Los rastrojos de la cosecha fina y gruesa son de muy bajo valor alimenticio. El de soja en particular es un recurso con valores del 4 - 4,5 % de proteína (PB) y 75 - 80% de pared celular (FDN) con un contenido en lignina (LDA) que oscila entre el 15 y el 16%. Esto es, para cualquier categoría de animales, un alimento que está lejos de cubrir los requerimientos mínimos de mantenimiento.
En las áreas sojeras, cantidades significativas de rastrojo se henifican como rollo y se utilizan para aportar volumen durante el invierno a la hacienda de los campos de baja aptitud productiva (cañadas, montes, etc.). Esta práctica se justifica en que en verano las pocas y mal distribuidas lluvias, afectan la producción de las pasturas y los cultivos y por lo tanto disminuye el volumen de forrajes conservados.

Relato de una experiencia

En INTA Rafaela se llevó a cabo una experiencia para evaluar la inclusión del heno de rastrojo de soja en las dietas de terminación de novillos a corral. Se inició el 4 de junio y finalizó el 25 de agosto de 2004 con el envío de los animales a faena.
Se emplearon 42 novillos Holando Argentino de 532 kg de peso vivo promedio, que se dividieron en tres grupos iguales y se alojaron en corrales.
Se formularon diferentes dietas para cada tratamiento, que permitieran alcanzar ganancias del orden de 1 kg por día, incorporando el heno de rastrojo de soja combinado con el heno de alfalfa o el silaje de maíz (insumos críticos) complementado con grano de maíz y semilla de algodón.
Los componentes de las dietas se pesaron y mezclaron en un mixer con balanza, previa molienda del heno y quebrado del grano de maíz. El grupo 3 recibió además 50 g de urea diarios por animal suministrados en una sola entrega por la mañana. Los animales se pesaron mensualmente con desbaste previo de 15 horas. Cada 15 días se determinaron la calidad de las dietas y el consumo grupal.
Los grupos que incluyeron heno tuvieron un contenido de MS similar y superior al grupo que incluyó silaje. El contenido de P.B. fue más elevado en el grupo que consumió sólo heno de alfalfa. Los contenidos de fibra fueron mayores en el grupo 2, que utilizó ambos tipos de heno. A la vez, este fue el grupo que tuvo la menor concentración energética (Cuadro 2).
El grupo 3 tuvo la mejor ganancia de peso, en concordancia con un consumo más elevado y una mayor concentración energética. Ese incremento fue un 20% mayor al promedio de los otros dos grupos. Esto se explicaría por el mayor contenido en grano de maíz proveniente del silaje.
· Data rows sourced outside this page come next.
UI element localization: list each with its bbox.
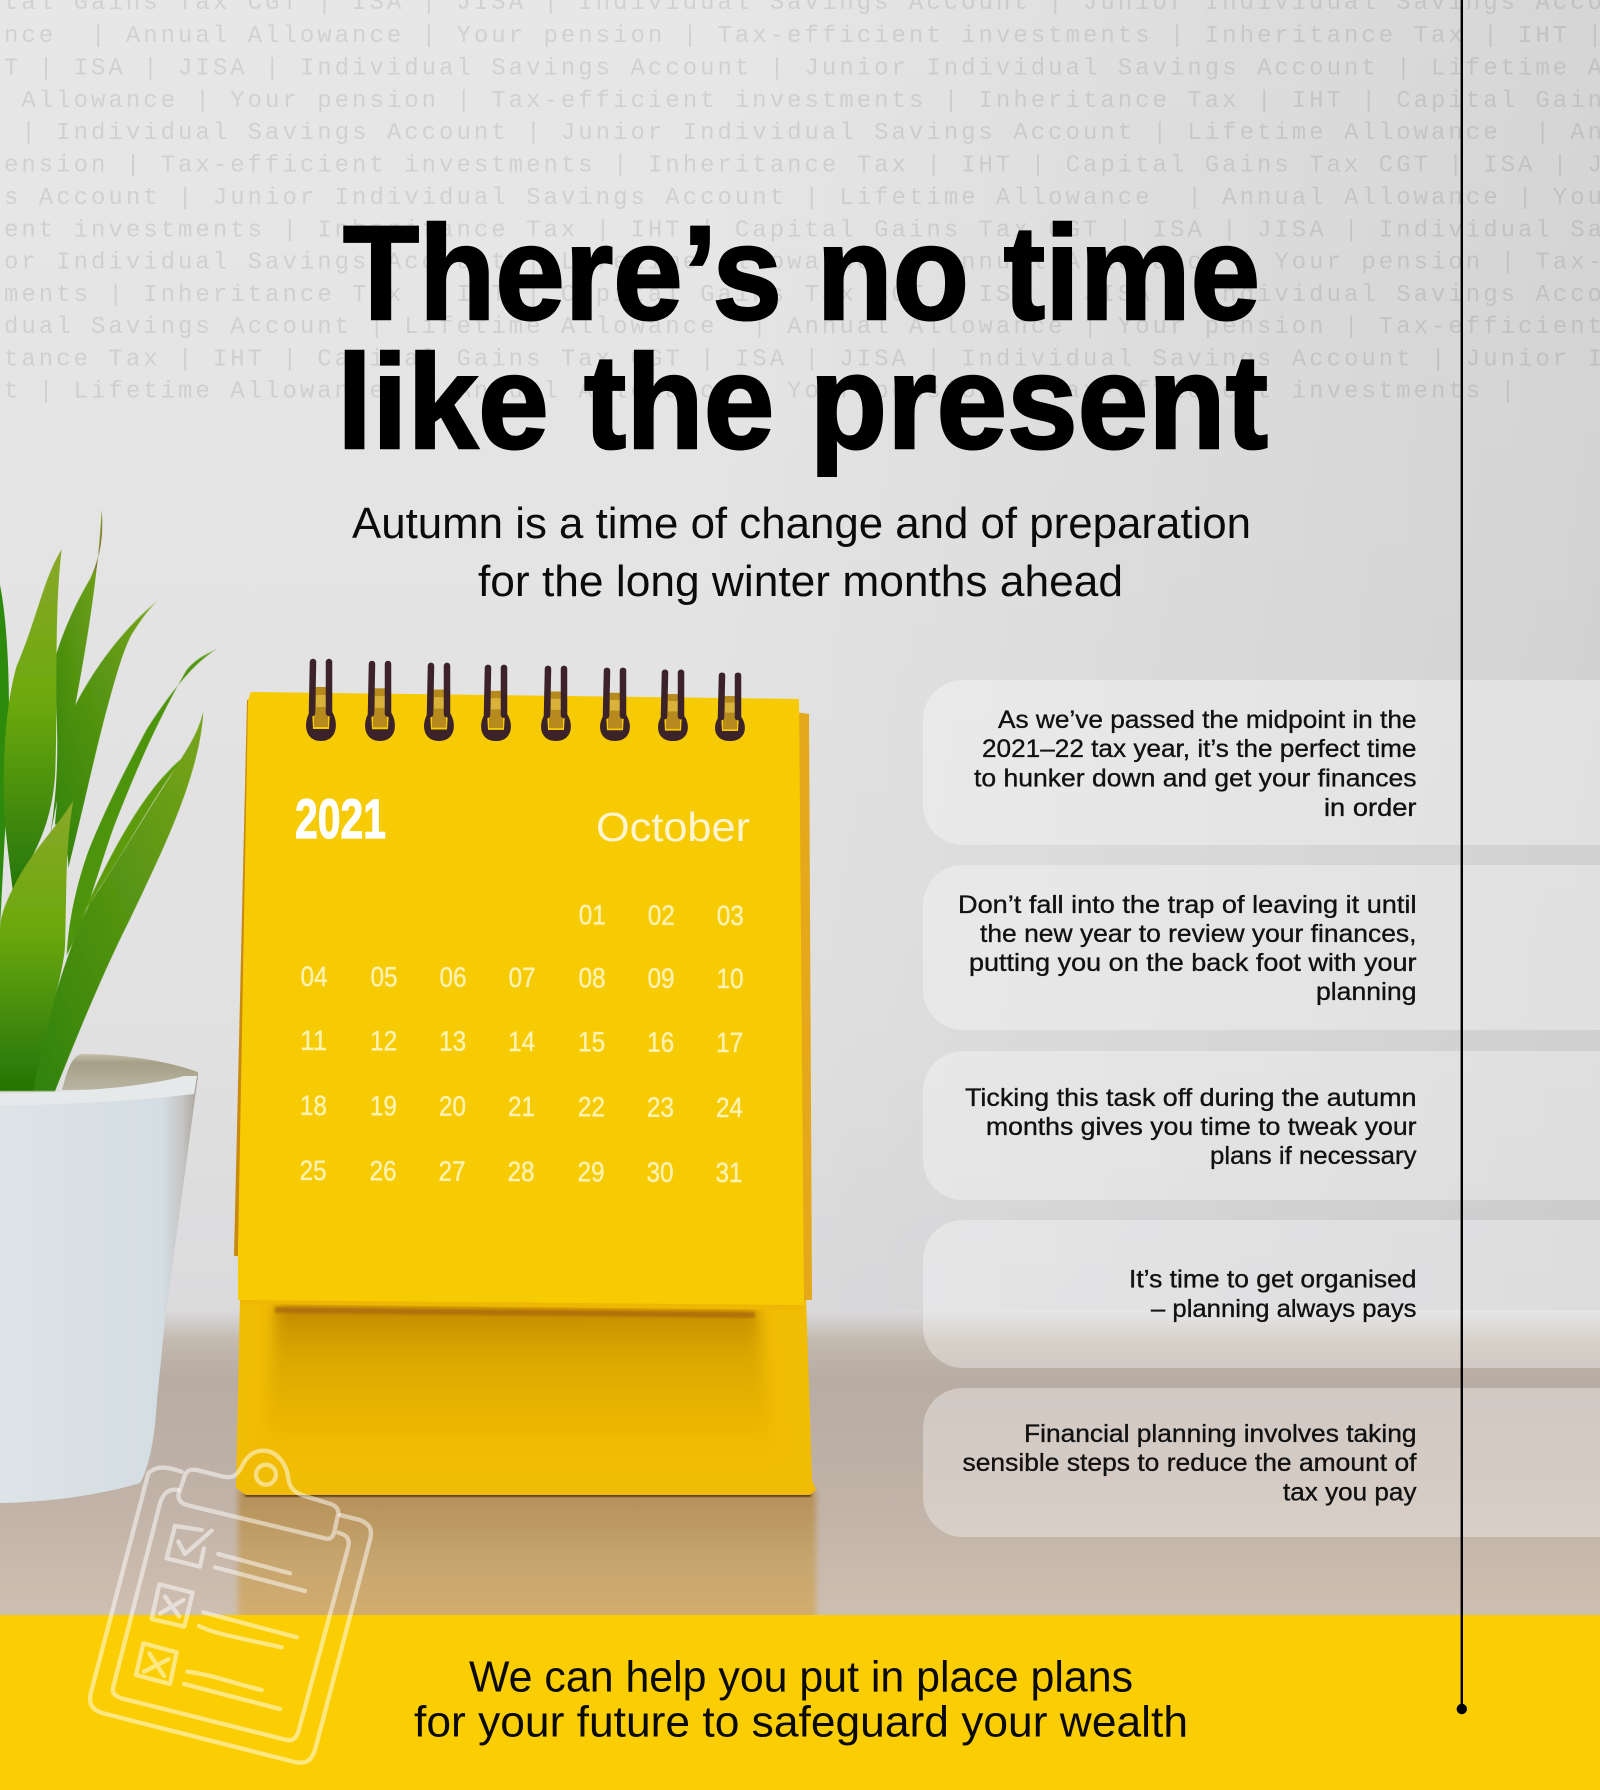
calendar dates: 18 <box>300 1090 327 1121</box>
plant leaves <box>0 510 218 1091</box>
watermark tax terms text pattern: ension | Tax-efficient investments | Inheritance Tax | IHT | Capital Gains Tax CGT | ISA | J <box>4 152 1600 180</box>
calendar dates <box>299 898 744 1188</box>
calendar dates: 05 <box>370 961 398 992</box>
plant pot <box>0 1054 198 1503</box>
calendar dates: 15 <box>578 1026 605 1057</box>
calendar dates: 26 <box>369 1155 397 1186</box>
calendar dates: 06 <box>439 962 467 993</box>
panel: new year trap message: Don’t fall into the trap of leaving it until <box>958 891 1416 919</box>
panel: autumn task message: months gives you time to tweak your <box>986 1113 1416 1141</box>
calendar spiral binding <box>306 662 745 741</box>
calendar dates: 20 <box>439 1091 466 1122</box>
calendar dates: 13 <box>439 1026 466 1057</box>
watermark tax terms text pattern: tance Tax | IHT | Capital Gains Tax CGT | ISA | JISA | Individual Savings Account | Junior I <box>4 346 1600 374</box>
watermark tax terms text pattern <box>4 0 1600 406</box>
panel: new year trap message: the new year to review your finances, <box>980 920 1416 948</box>
calendar dates: 22 <box>578 1091 605 1122</box>
calendar dates: 28 <box>507 1156 535 1187</box>
panel: financial planning message: sensible steps to reduce the amount of <box>962 1449 1417 1477</box>
panel: financial planning message <box>923 1388 1600 1537</box>
calendar back page edge <box>795 712 812 1300</box>
panel: midpoint message: As we’ve passed the midpoint in the <box>998 706 1416 734</box>
panel: midpoint message: in order <box>1324 794 1416 822</box>
subtitle <box>352 499 1251 606</box>
subtitle: for the long winter months ahead <box>478 557 1123 606</box>
calendar dates: 27 <box>438 1156 466 1187</box>
watermark tax terms text pattern: T | ISA | JISA | Individual Savings Account | Junior Individual Savings Account | Lifetime A <box>4 56 1600 82</box>
timeline line with end dot <box>1457 0 1467 1714</box>
panel: autumn task message: plans if necessary <box>1210 1142 1417 1170</box>
title <box>337 199 1268 477</box>
panel: new year trap message <box>923 865 1600 1030</box>
calendar dates: 30 <box>646 1157 674 1188</box>
calendar month: October <box>596 804 750 850</box>
watermark tax terms text pattern: nce | Annual Allowance | Your pension | Tax-efficient investments | Inheritance Tax | IHT | <box>4 23 1600 50</box>
calendar dates: 17 <box>716 1027 743 1058</box>
watermark tax terms text pattern: ments | Inheritance Tax | IHT | Capital Gains Tax CGT | ISA | JISA | Individual Savings Acco <box>4 282 1600 309</box>
calendar base stand <box>236 1296 816 1497</box>
calendar dates: 04 <box>300 961 328 992</box>
subtitle: Autumn is a time of change and of preparation <box>352 499 1251 548</box>
calendar dates: 02 <box>648 900 675 931</box>
watermark tax terms text pattern: ent investments | Inheritance Tax | IHT | Capital Gains Tax CGT | ISA | JISA | Individual Sa <box>4 218 1600 244</box>
watermark tax terms text pattern: or Individual Savings Account | Lifetime Allowance | Annual Allowance | Your pension | Tax- <box>4 250 1600 276</box>
footer call to action: for your future to safeguard your wealth <box>414 1698 1188 1746</box>
watermark tax terms text pattern: Allowance | Your pension | Tax-efficient investments | Inheritance Tax | IHT | Capital Gain <box>4 88 1600 115</box>
watermark tax terms text pattern: | Individual Savings Account | Junior Individual Savings Account | Lifetime Allowance | An <box>4 120 1600 147</box>
panel: get organised message: It’s time to get organised <box>1129 1266 1416 1294</box>
calendar front page <box>238 692 804 1305</box>
calendar dates: 19 <box>370 1090 397 1121</box>
calendar dates: 08 <box>578 962 606 993</box>
yellow footer band <box>0 1615 1600 1790</box>
calendar dates: 23 <box>647 1092 674 1123</box>
calendar dates: 12 <box>370 1025 397 1056</box>
panel: autumn task message <box>923 1051 1600 1200</box>
calendar dates: 03 <box>717 900 744 931</box>
footer call to action <box>414 1652 1188 1746</box>
calendar dates: 07 <box>508 962 536 993</box>
watermark tax terms text pattern: t | Lifetime Allowance | Annual Allowance | Your pension | Tax-efficient investments | <box>4 378 1518 406</box>
watermark tax terms text pattern: dual Savings Account | Lifetime Allowance | Annual Allowance | Your pension | Tax-efficient <box>4 314 1600 341</box>
calendar dates: 29 <box>577 1156 605 1187</box>
icon: clipboard checklist <box>90 1451 371 1763</box>
calendar dates: 01 <box>579 899 606 930</box>
watermark tax terms text pattern: s Account | Junior Individual Savings Account | Lifetime Allowance | Annual Allowance | You <box>4 185 1600 212</box>
calendar dates: 16 <box>647 1027 674 1058</box>
calendar dates: 10 <box>716 963 744 994</box>
calendar spine sliver <box>234 700 250 1256</box>
calendar <box>234 662 816 1497</box>
panel: autumn task message: Ticking this task off during the autumn <box>965 1084 1416 1112</box>
calendar dates: 31 <box>715 1157 743 1188</box>
panel: midpoint message: to hunker down and get your finances <box>974 764 1416 792</box>
panel: financial planning message: tax you pay <box>1283 1478 1417 1506</box>
panel: midpoint message: 2021–22 tax year, it’s the perfect time <box>982 735 1416 763</box>
panel: new year trap message: putting you on the back foot with your <box>969 949 1416 977</box>
panel: financial planning message: Financial planning involves taking <box>1024 1420 1416 1448</box>
calendar dates: 11 <box>300 1025 327 1056</box>
calendar year: 2021 <box>295 787 386 850</box>
calendar dates: 25 <box>299 1155 327 1186</box>
footer call to action: We can help you put in place plans <box>469 1652 1133 1702</box>
panel: get organised message: – planning always pays <box>1151 1295 1416 1323</box>
panel: get organised message <box>923 1220 1600 1368</box>
panel: new year trap message: planning <box>1316 978 1416 1006</box>
calendar dates: 14 <box>508 1026 535 1057</box>
calendar dates: 09 <box>647 963 675 994</box>
title: like the present <box>337 328 1268 477</box>
title: There’s no time <box>343 199 1260 348</box>
panel: midpoint message <box>923 680 1600 845</box>
calendar dates: 24 <box>716 1092 743 1123</box>
calendar dates: 21 <box>508 1091 535 1122</box>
La diferencia en la ganancia entre los grupos 1 y 2 es coherente con la incorporación del heno de rastrojo que afecta la calidad de la mezcla total. No obstante, la evolución del peso en ambos lotes puede considerarse satisfactoria teniendo en cuenta que la participación de los concentrados en la dieta fue inferior al 50%.
La información que nos aporta esta experiencia avala la idea de que ante la escasez de recursos forrajeros conservados tradicionales, incluir el heno de rastrojo de soja permitiría obtener buenas respuestas individuales.